Rathje has run previously for the U.S. Senate and U.S. House. He likely learned valuable lessons from those races, while also building some grassroots support. Rathje might be looking to self-fund part of his campaign. He recently put his house on the market, with an asking price of $899,900.
If he runs, Paul Pate brings the highest name identity into the race of the announced candidates. As a former secretary of state, voters throughout the northeast Iowa district will recognize him. Pate is also a former state senator, former president of the Iowa League of Cities, and perhaps most importantly, he served as the mayor of Cedar Rapids from 2002-2006. Almost 1/6 of the votes in the 2012 First District primary came from Linn County.
Steve Rathje is also from the Cedar Rapids area. However, he lost the county by 871 votes in the 2010 GOP Second Congressional District primary to Ottumwa native Mariannette Miller-Meeks. Incidentaly, Paul Pate endorsed his fellow Cedar Rapids resident Steve Rathje in the race.

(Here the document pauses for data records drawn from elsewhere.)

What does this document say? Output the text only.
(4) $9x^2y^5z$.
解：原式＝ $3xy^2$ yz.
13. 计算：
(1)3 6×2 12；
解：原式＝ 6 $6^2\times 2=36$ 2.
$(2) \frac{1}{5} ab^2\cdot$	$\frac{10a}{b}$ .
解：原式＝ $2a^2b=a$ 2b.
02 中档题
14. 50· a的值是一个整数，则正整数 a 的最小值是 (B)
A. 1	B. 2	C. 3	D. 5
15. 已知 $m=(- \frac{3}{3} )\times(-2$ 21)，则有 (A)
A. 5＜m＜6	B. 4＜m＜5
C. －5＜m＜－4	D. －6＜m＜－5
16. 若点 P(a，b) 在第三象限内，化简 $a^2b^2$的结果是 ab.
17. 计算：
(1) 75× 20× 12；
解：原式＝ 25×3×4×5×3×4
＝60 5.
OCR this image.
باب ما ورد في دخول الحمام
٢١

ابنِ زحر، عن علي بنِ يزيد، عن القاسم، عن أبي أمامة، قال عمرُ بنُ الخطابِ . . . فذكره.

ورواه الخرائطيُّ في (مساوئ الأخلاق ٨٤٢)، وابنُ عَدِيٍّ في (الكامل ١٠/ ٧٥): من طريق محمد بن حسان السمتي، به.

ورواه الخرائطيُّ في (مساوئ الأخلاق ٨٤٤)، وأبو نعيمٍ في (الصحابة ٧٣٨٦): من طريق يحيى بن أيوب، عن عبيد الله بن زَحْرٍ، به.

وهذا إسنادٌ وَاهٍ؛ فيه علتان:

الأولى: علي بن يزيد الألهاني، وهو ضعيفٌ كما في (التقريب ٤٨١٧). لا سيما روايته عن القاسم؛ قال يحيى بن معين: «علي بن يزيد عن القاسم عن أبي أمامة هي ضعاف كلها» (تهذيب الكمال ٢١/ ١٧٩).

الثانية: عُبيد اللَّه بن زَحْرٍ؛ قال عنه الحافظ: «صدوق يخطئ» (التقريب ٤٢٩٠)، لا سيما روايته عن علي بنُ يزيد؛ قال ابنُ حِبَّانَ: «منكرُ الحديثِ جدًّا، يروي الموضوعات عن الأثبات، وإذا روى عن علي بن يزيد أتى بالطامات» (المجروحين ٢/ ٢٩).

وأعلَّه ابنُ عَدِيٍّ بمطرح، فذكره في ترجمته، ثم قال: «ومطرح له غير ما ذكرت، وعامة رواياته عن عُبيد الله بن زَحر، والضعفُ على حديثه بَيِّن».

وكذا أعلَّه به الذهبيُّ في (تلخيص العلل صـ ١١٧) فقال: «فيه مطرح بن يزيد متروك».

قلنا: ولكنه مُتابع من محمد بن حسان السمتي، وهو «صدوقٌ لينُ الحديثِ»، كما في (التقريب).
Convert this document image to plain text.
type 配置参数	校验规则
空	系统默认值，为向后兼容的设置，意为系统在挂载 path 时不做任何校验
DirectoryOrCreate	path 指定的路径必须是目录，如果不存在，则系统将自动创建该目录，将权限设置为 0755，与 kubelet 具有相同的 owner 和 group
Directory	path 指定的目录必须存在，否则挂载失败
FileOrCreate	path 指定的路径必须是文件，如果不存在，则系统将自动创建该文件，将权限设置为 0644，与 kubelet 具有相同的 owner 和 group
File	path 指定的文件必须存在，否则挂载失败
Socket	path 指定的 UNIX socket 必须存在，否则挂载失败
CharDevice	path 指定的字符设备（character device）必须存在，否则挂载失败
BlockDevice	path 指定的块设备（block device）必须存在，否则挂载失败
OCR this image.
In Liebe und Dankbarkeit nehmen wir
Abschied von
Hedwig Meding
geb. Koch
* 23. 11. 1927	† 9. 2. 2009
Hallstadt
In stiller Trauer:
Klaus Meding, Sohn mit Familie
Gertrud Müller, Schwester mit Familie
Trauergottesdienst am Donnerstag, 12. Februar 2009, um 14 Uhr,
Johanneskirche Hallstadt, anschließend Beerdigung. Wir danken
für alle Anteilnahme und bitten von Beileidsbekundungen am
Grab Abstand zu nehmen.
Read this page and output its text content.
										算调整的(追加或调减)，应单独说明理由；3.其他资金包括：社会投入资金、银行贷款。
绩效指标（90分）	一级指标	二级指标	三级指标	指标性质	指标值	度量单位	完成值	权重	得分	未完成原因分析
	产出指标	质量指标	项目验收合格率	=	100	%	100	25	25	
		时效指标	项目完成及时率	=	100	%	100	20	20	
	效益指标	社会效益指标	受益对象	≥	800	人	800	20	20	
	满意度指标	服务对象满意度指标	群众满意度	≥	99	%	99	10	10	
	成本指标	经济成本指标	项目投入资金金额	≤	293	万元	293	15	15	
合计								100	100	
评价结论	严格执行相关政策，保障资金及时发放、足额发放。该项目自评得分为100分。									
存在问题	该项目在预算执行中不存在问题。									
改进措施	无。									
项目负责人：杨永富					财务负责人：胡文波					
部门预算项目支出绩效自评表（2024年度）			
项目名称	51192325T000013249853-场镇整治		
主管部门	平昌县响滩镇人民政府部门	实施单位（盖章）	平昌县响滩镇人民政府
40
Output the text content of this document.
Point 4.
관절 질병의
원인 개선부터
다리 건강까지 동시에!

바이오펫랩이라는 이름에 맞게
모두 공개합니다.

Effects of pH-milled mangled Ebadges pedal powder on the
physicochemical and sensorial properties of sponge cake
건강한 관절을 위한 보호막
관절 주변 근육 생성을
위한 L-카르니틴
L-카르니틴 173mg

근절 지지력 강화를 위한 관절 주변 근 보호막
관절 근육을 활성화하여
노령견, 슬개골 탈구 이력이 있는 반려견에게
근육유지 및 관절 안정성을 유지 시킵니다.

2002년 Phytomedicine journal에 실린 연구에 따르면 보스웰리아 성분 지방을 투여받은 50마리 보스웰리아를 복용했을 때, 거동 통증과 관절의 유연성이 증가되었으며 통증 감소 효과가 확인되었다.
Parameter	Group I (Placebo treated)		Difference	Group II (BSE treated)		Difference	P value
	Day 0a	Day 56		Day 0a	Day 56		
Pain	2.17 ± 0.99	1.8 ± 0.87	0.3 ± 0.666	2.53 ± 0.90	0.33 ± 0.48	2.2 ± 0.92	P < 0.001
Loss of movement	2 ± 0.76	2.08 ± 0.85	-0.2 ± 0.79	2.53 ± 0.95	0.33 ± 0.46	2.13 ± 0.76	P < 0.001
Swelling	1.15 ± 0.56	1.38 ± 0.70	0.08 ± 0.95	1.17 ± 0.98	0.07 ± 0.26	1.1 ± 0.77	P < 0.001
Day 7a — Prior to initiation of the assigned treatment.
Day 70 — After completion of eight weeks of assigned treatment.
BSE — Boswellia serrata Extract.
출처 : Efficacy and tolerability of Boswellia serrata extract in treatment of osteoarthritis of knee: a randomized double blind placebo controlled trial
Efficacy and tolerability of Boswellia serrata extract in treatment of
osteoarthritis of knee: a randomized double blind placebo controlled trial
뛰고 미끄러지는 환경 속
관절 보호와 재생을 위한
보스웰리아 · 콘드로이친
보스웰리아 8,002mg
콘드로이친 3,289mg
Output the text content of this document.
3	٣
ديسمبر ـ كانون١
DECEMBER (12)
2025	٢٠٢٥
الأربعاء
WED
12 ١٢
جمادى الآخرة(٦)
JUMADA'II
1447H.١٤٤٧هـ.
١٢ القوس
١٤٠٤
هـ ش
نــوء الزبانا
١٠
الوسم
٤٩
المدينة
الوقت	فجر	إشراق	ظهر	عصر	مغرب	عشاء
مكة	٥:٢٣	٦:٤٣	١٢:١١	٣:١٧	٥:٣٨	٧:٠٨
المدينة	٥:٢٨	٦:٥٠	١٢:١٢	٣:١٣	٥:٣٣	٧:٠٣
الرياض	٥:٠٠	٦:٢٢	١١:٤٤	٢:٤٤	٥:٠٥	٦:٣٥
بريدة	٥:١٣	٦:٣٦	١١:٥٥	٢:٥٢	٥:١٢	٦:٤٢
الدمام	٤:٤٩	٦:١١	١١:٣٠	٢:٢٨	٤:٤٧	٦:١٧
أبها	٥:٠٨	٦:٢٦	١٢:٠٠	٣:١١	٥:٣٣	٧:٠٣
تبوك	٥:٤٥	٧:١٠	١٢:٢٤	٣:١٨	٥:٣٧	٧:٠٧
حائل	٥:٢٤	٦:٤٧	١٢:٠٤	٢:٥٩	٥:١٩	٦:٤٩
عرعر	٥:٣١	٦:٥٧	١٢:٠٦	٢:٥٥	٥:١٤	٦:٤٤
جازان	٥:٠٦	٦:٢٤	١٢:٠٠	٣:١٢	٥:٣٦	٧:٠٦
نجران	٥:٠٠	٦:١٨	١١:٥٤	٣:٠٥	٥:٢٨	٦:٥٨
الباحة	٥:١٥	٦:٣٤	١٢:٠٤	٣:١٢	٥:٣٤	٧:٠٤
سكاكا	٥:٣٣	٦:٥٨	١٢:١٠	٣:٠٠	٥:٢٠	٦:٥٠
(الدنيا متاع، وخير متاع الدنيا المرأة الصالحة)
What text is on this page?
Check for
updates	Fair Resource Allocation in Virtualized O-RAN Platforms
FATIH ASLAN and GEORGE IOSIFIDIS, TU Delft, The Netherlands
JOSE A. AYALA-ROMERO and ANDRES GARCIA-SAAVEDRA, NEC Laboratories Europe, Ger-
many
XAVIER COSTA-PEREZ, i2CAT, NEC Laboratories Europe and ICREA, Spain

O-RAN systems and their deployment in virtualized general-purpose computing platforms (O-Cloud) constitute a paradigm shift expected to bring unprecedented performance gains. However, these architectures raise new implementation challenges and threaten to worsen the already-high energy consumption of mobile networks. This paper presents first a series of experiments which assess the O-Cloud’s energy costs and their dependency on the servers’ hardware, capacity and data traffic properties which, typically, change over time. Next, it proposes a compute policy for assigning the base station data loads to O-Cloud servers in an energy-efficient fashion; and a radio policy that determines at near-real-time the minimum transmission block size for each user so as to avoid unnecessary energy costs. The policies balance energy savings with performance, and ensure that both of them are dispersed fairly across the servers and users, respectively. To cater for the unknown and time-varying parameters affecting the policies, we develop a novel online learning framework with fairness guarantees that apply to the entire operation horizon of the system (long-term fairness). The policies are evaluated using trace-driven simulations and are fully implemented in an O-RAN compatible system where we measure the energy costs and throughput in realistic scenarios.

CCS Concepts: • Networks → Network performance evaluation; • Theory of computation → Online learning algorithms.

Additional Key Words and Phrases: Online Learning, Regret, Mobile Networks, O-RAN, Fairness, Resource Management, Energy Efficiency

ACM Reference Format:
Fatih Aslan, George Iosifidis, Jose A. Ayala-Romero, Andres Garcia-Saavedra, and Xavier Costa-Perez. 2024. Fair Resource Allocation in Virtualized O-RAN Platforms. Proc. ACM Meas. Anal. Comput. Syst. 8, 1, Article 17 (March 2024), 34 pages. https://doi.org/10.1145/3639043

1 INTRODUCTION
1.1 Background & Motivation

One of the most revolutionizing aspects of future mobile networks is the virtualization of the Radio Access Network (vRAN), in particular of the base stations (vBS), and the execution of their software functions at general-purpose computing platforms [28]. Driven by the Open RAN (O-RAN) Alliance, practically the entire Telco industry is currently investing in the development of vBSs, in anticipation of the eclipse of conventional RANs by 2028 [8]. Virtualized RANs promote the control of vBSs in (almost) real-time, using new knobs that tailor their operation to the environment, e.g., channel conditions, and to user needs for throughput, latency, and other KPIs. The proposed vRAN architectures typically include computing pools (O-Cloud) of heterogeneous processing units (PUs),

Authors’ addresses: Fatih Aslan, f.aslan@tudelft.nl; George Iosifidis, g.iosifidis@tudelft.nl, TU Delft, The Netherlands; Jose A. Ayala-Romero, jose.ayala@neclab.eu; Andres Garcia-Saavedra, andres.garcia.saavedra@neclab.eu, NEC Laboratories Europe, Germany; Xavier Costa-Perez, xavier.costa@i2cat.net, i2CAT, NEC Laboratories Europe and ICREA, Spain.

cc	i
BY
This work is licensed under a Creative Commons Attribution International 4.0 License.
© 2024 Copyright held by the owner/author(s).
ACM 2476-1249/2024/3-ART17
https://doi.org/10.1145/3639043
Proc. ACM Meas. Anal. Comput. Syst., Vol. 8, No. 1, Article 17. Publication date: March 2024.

Pate was considering running for secretary of state in 2010, but opted not to and wound up serving as the state chairman for Matt Schultz’ successful bid for that seat. There were also whispers that Pate would run for congress in 2012. Our source puts the likelihood of Pate running in 2014 at “90 percent”.
Iowa’s First Congressional District spans 20 counties and its most populous cities, along with Cedar Rapids, are Decorah, Dubuque, Marshalltown and Waterloo.
The lone Democrat to announce his intentions to run for the congressional seat is former Iowa House Speaker Pat Murphy. The Dubuque native is likely to have strong backing from the labor community in a primary race. Iowa Democrats hoped to lure State Senator Liz Mathis into the race. The former television anchor would have been very difficult to defeat in a general election.
“Murphy has been a state representative for over 20 years, and has previously been speaker and minority leader of the Iowa House. That tenure means he should have fairly good name recognition among Democrats in IA01, even outside his district,” Hagle said. “That might be a reason other Democrats have been slow to enter the race, though a few are apparently keeping their options open.”
Democrats hold a voter registration edge of more than 27,000 in this eastern Iowa district. However, with this being a mid-term election, President Obama’s coattails and organization will not be available to Iowa Democrats like they were in 2012. That bodes well for Republican candidates.
“Thus far, none of the announced or ‘thinking about it’ candidates for either party would seem to be a clear favorite,” Hagle said. “Candidates in both parties will have a lot of work ahead of them in building name recognition and familiarizing themselves with the district. Of course, turnout is much lower in midterm elections so a strong grassroots organization will be key regardless of who the parties nominate.”